Revisiting Batch Normalization for Improving Corruption Robustness
This addresses robustness issues for deep learning models in real-world applications where test data may be corrupted, offering a simple, incremental improvement.
The paper tackles the problem of deep neural networks' performance degradation on corrupted images by interpreting corruption as a domain shift and adapting batch normalization statistics without retraining. It improves top1 accuracy on ImageNet-C from 39.2% to 48.7% for ResNet50 and boosts state-of-the-art robust models from 58.1% to 63.3%.

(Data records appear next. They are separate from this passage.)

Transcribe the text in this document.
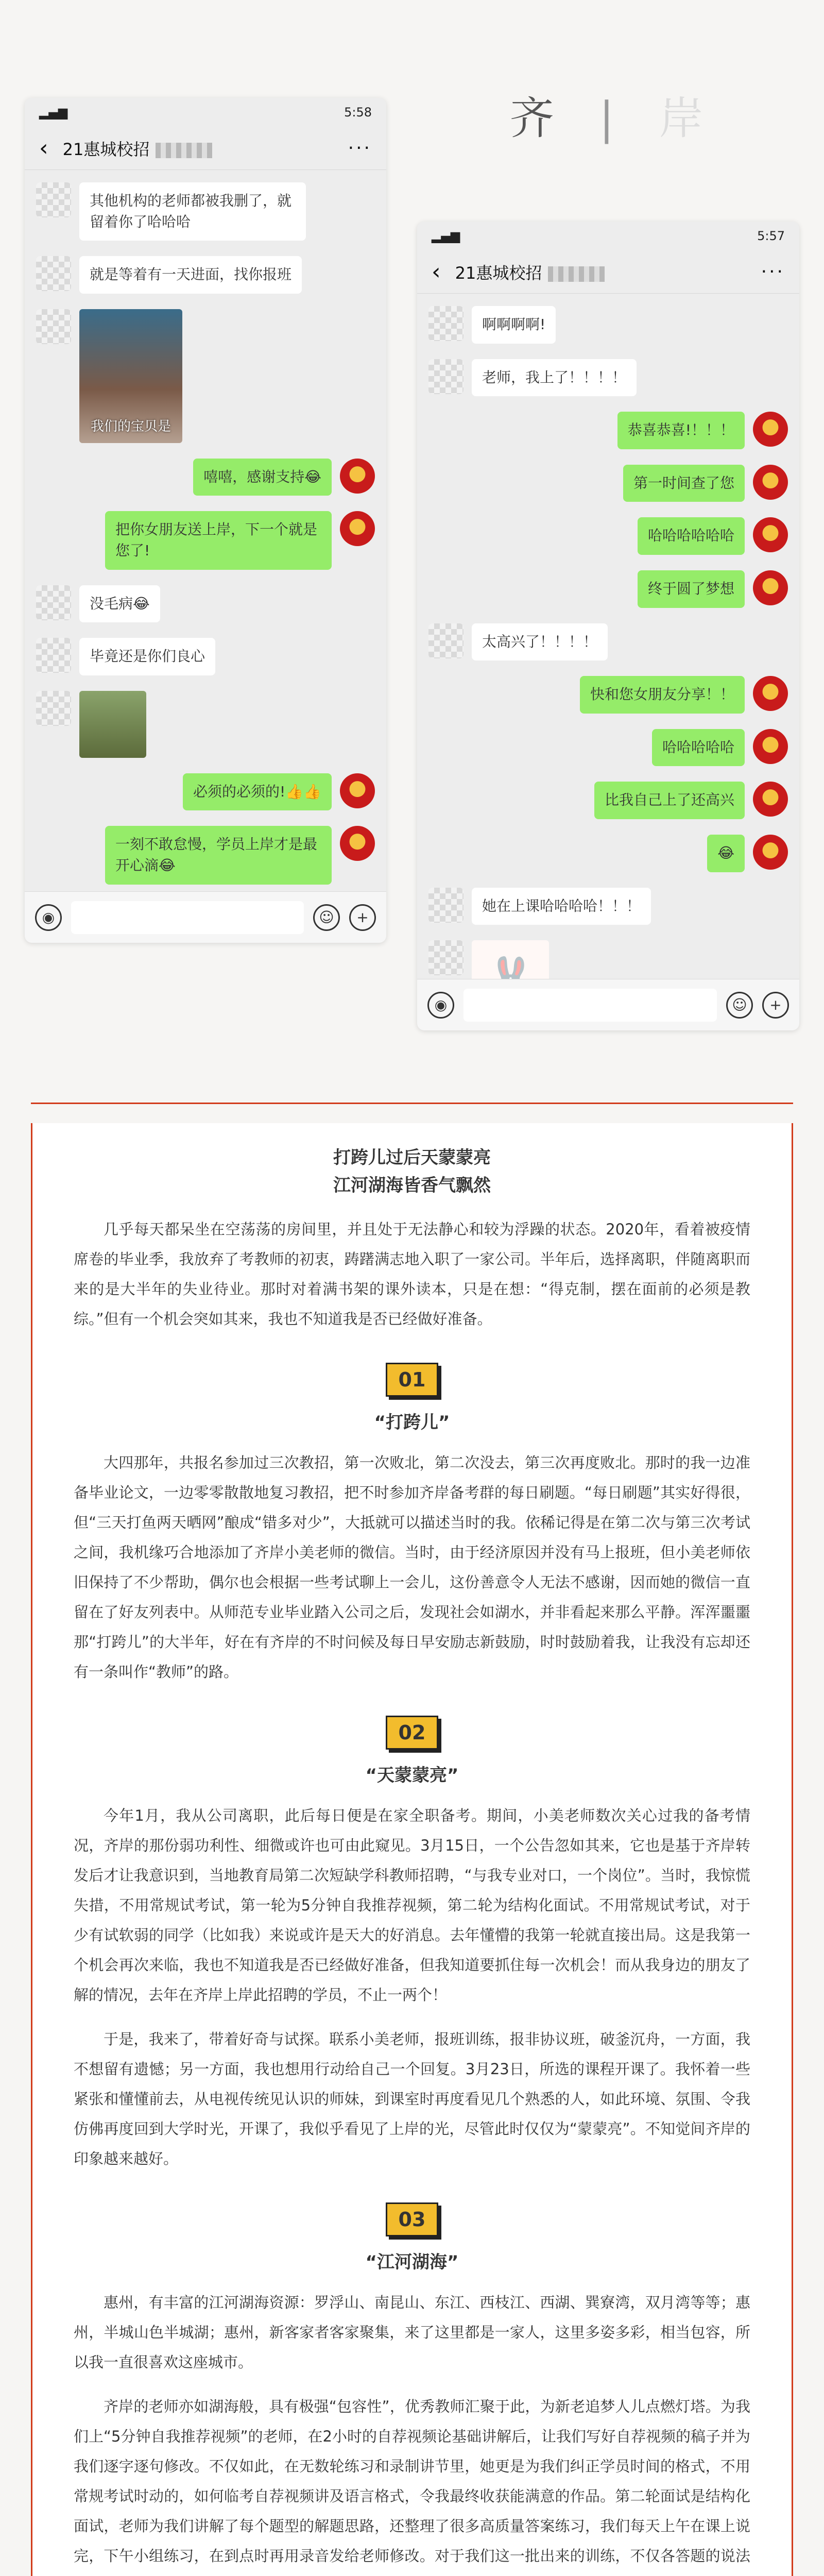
▂▄▆	5:58
‹ 21惠城校招	···
其他机构的老师都被我删了，就留着你了哈哈哈
就是等着有一天进面，找你报班
我们的宝贝是
嘻嘻，感谢支持😂
把你女朋友送上岸，下一个就是您了!
没毛病😂
毕竟还是你们良心
必须的必须的!👍👍
一刻不敢怠慢，学员上岸才是最开心滴😂
◉	☺	+
齐 | 岸
▂▄▆	5:57
‹ 21惠城校招	···
啊啊啊啊!
老师，我上了！！！！
恭喜恭喜!！！！
第一时间查了您
哈哈哈哈哈哈
终于圆了梦想
太高兴了！！！！
快和您女朋友分享！！
哈哈哈哈哈
比我自己上了还高兴
😂
她在上课哈哈哈哈！！！
◉	☺	+
打跨儿过后天蒙蒙亮
江河湖海皆香气飘然

几乎每天都呆坐在空荡荡的房间里，并且处于无法静心和较为浮躁的状态。2020年，看着被疫情席卷的毕业季，我放弃了考教师的初衷，踌躇满志地入职了一家公司。半年后，选择离职，伴随离职而来的是大半年的失业待业。那时对着满书架的课外读本，只是在想：“得克制，摆在面前的必须是教综。”但有一个机会突如其来，我也不知道我是否已经做好准备。

01
“打跨儿”

大四那年，共报名参加过三次教招，第一次败北，第二次没去，第三次再度败北。那时的我一边准备毕业论文，一边零零散散地复习教招，把不时参加齐岸备考群的每日刷题。“每日刷题”其实好得很，但“三天打鱼两天晒网”酿成“错多对少”，大抵就可以描述当时的我。依稀记得是在第二次与第三次考试之间，我机缘巧合地添加了齐岸小美老师的微信。当时，由于经济原因并没有马上报班，但小美老师依旧保持了不少帮助，偶尔也会根据一些考试聊上一会儿，这份善意令人无法不感谢，因而她的微信一直留在了好友列表中。从师范专业毕业踏入公司之后，发现社会如湖水，并非看起来那么平静。浑浑噩噩那“打跨儿”的大半年，好在有齐岸的不时问候及每日早安励志新鼓励，时时鼓励着我，让我没有忘却还有一条叫作“教师”的路。

02
“天蒙蒙亮”

今年1月，我从公司离职，此后每日便是在家全职备考。期间，小美老师数次关心过我的备考情况，齐岸的那份弱功利性、细微或许也可由此窥见。3月15日，一个公告忽如其来，它也是基于齐岸转发后才让我意识到，当地教育局第二次短缺学科教师招聘，“与我专业对口，一个岗位”。当时，我惊慌失措，不用常规试考试，第一轮为5分钟自我推荐视频，第二轮为结构化面试。不用常规试考试，对于少有试软弱的同学（比如我）来说或许是天大的好消息。去年懂懵的我第一轮就直接出局。这是我第一个机会再次来临，我也不知道我是否已经做好准备，但我知道要抓住每一次机会！而从我身边的朋友了解的情况，去年在齐岸上岸此招聘的学员，不止一两个！

于是，我来了，带着好奇与试探。联系小美老师，报班训练，报非协议班，破釜沉舟，一方面，我不想留有遗憾；另一方面，我也想用行动给自己一个回复。3月23日，所选的课程开课了。我怀着一些紧张和懂懂前去，从电视传统见认识的师妹，到课室时再度看见几个熟悉的人，如此环境、氛围、令我仿佛再度回到大学时光，开课了，我似乎看见了上岸的光，尽管此时仅仅为“蒙蒙亮”。不知觉间齐岸的印象越来越好。

03
“江河湖海”

惠州，有丰富的江河湖海资源：罗浮山、南昆山、东江、西枝江、西湖、巽寮湾，双月湾等等；惠州，半城山色半城湖；惠州，新客家者客家聚集，来了这里都是一家人，这里多姿多彩，相当包容，所以我一直很喜欢这座城市。

齐岸的老师亦如湖海般，具有极强“包容性”，优秀教师汇聚于此，为新老追梦人儿点燃灯塔。为我们上“5分钟自我推荐视频”的老师，在2小时的自荐视频论基础讲解后，让我们写好自荐视频的稿子并为我们逐字逐句修改。不仅如此，在无数轮练习和录制讲节里，她更是为我们纠正学员时间的格式，不用常规考试时动的，如何临考自荐视频讲及语言格式，令我最终收获能满意的作品。第二轮面试是结构化面试，老师为我们讲解了每个题型的解题思路，还整理了很多高质量答案练习，我们每天上午在课上说完，下午小组练习，在到点时再用录音发给老师修改。对于我们这一批出来的训练，不仅各答题的说法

The performance of DNNs trained on clean images has been shown to decrease when the test images have common corruptions. In this work, we interpret corruption robustness as a domain shift and propose to rectify batch normalization (BN) statistics for improving model robustness. This is motivated by perceiving the shift from the clean domain to the corruption domain as a style shift that is represented by the BN statistics. We find that simply estimating and adapting the BN statistics on a few (32 for instance) representation samples, without retraining the model, improves the corruption robustness by a large margin on several benchmark datasets with a wide range of model architectures. For example, on ImageNet-C, statistics adaptation improves the top1 accuracy of ResNet50 from 39.2% to 48.7%. Moreover, we find that this technique can further improve state-of-the-art robust models from 58.1% to 63.3%.